China Toughens Stance on Environmental Protection
Turning a blind eye to environmental degradation could now cost Chinese officials their jobs, state media announced Tuesday. However, environmentalists raised concerns about enforcement of the new regulations.
The government announcement comes in the wake of a string of embarrassing pollution incidents that forced Beijing to grapple with the downside of a runaway economy: its effect on the ecosystem and public health.
“By cracking down on corruption and environmental destruction, we are correcting the wrong principle of pursuing fast economic growth by sacrificing environmental quality,” Li Yufu, vice minister of supervision, told the Chinese media.
Local corruption has been a major stumbling block for the central government’s effort to rein in environmental violators.
The new rules say that officials who fail to shut down projects that cause widespread pollution, reduce or cancel fees imposed on those who illegally discharge industrial waste, or cover up environmental accidents will be disciplined. The exact nature of the punishment was unclear. The government said it would range from disciplinary warnings to dismissal.

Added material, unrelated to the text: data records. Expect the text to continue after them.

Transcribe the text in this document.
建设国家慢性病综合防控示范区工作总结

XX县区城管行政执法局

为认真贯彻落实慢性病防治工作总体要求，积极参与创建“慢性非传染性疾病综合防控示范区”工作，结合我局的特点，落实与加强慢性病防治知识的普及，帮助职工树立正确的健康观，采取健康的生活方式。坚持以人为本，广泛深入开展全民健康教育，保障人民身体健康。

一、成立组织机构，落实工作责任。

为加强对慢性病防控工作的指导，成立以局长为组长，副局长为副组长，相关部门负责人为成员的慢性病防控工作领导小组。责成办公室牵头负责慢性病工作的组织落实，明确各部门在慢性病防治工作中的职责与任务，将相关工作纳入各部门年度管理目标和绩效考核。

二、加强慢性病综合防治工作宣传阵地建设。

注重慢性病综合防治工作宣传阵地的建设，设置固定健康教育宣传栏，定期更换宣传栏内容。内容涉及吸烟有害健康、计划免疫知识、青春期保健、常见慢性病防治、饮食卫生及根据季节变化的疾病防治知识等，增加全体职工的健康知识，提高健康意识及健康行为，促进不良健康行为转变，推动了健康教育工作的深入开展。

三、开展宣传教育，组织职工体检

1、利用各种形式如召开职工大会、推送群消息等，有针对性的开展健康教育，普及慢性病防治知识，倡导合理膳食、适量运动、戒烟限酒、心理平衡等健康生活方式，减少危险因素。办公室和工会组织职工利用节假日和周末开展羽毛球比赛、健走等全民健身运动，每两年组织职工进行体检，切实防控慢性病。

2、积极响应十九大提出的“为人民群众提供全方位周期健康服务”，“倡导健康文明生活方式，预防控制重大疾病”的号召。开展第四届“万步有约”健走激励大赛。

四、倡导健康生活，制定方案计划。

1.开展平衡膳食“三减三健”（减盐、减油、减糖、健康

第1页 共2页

Environmentalists said the announcement was a good sign that Beijing recognizes the urgency of adopting a more sustainable development policy.
“The Chinese government knows if we continue at this pace of development, the harm to the environment can only be greater,” said Kevin May, toxics campaign manager with Greenpeace China based in the southern city of Guangzhou. “There have always been laws, but very little enforcement. Now we have new laws. How will they be different? That remains to be seen.”

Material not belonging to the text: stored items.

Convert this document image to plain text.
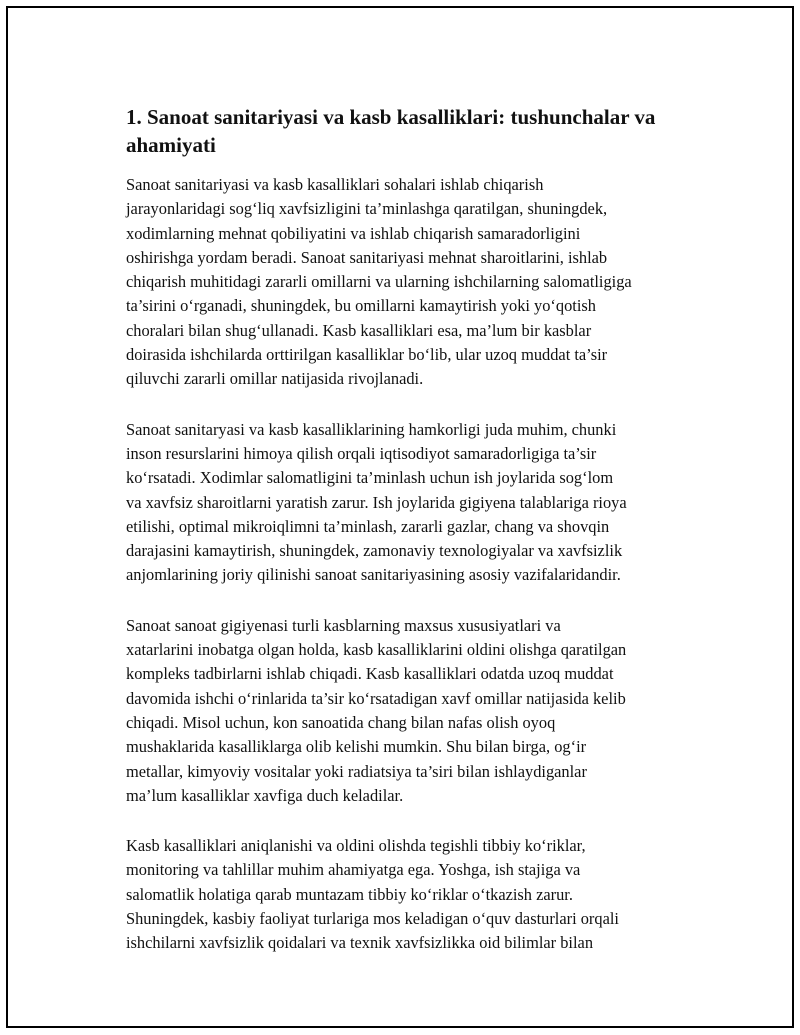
1. Sanoat sanitariyasi va kasb kasalliklari: tushunchalar va
ahamiyati

Sanoat sanitariyasi va kasb kasalliklari sohalari ishlab chiqarish
jarayonlaridagi sog‘liq xavfsizligini ta’minlashga qaratilgan, shuningdek,
xodimlarning mehnat qobiliyatini va ishlab chiqarish samaradorligini
oshirishga yordam beradi. Sanoat sanitariyasi mehnat sharoitlarini, ishlab
chiqarish muhitidagi zararli omillarni va ularning ishchilarning salomatligiga
ta’sirini o‘rganadi, shuningdek, bu omillarni kamaytirish yoki yo‘qotish
choralari bilan shug‘ullanadi. Kasb kasalliklari esa, ma’lum bir kasblar
doirasida ishchilarda orttirilgan kasalliklar bo‘lib, ular uzoq muddat ta’sir
qiluvchi zararli omillar natijasida rivojlanadi.

Sanoat sanitaryasi va kasb kasalliklarining hamkorligi juda muhim, chunki
inson resurslarini himoya qilish orqali iqtisodiyot samaradorligiga ta’sir
ko‘rsatadi. Xodimlar salomatligini ta’minlash uchun ish joylarida sog‘lom
va xavfsiz sharoitlarni yaratish zarur. Ish joylarida gigiyena talablariga rioya
etilishi, optimal mikroiqlimni ta’minlash, zararli gazlar, chang va shovqin
darajasini kamaytirish, shuningdek, zamonaviy texnologiyalar va xavfsizlik
anjomlarining joriy qilinishi sanoat sanitariyasining asosiy vazifalaridandir.

Sanoat sanoat gigiyenasi turli kasblarning maxsus xususiyatlari va
xatarlarini inobatga olgan holda, kasb kasalliklarini oldini olishga qaratilgan
kompleks tadbirlarni ishlab chiqadi. Kasb kasalliklari odatda uzoq muddat
davomida ishchi o‘rinlarida ta’sir ko‘rsatadigan xavf omillar natijasida kelib
chiqadi. Misol uchun, kon sanoatida chang bilan nafas olish oyoq
mushaklarida kasalliklarga olib kelishi mumkin. Shu bilan birga, og‘ir
metallar, kimyoviy vositalar yoki radiatsiya ta’siri bilan ishlaydiganlar
ma’lum kasalliklar xavfiga duch keladilar.

Kasb kasalliklari aniqlanishi va oldini olishda tegishli tibbiy ko‘riklar,
monitoring va tahlillar muhim ahamiyatga ega. Yoshga, ish stajiga va
salomatlik holatiga qarab muntazam tibbiy ko‘riklar o‘tkazish zarur.
Shuningdek, kasbiy faoliyat turlariga mos keladigan o‘quv dasturlari orqali
ishchilarni xavfsizlik qoidalari va texnik xavfsizlikka oid bilimlar bilan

To show that this time it means business, Beijing also last week announced Cabinet-level directives to clean up the country’s damaged environment in the next 15 years. At the top of the agenda is improvement of the nation’s water, air and soil quality. By the government’s own admission, most of China’s rivers are polluted and more than a third of the country is ravaged by acid rain.
“The issue of pollution has become a ‘blasting fuse’ of social instability,” Zhou Shengxian, director of the State Environmental Protection Administration, or SEPA, told the New China News Agency last week, referring to the rising number of public protests over the country’s environmental problems.

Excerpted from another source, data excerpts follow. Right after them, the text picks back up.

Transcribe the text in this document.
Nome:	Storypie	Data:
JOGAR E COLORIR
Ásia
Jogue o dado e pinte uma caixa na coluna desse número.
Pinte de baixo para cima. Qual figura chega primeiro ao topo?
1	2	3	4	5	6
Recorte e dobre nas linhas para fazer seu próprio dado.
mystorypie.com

Zhou’s predecessor was forced to resign after a chemical spill into the Songhua River in November caused millions of people in northern China to go without drinking water for days. The river flows into Russia, and the accident raised fear there about contamination.
Since fall, SEPA has tried to flex more political muscle and rectify its image as a toothless watchdog without enforcement power. This month the agency demanded that toxic spills be reported within an hour. The Songhua spill was not made public for days, adding to the difficulty of crisis management.
SEPA threatened this month to shut down 11 companies and 10 factories, including riverfront smelters and chemical plants, if they failed to control contaminants.
But the toxic discharges continue. Since the November spill, SEPA has received about 45 reports of pollution accidents, according to state media. Last week, industrial waste from a power plant was flushed into a river in Sichuan province, forcing the shutdown of water supplies to 28,000 residents for at least four days.
To help the agency in its work, the central government plans to link local officials’ performance ratings not just to their ability to promote economic development but also environmental protection.
“China went from the relentless pursuit of class struggle to GDP [gross domestic product] growth; now it’s environmental protection and the so-called green GDP,” said Zhou Xiao- zheng, a sociologist at People’s University in Beijing. “Officials who want to get promoted will follow whatever the new slogan is. Why not? They don’t want to breathe bad air or drink dirty water either.”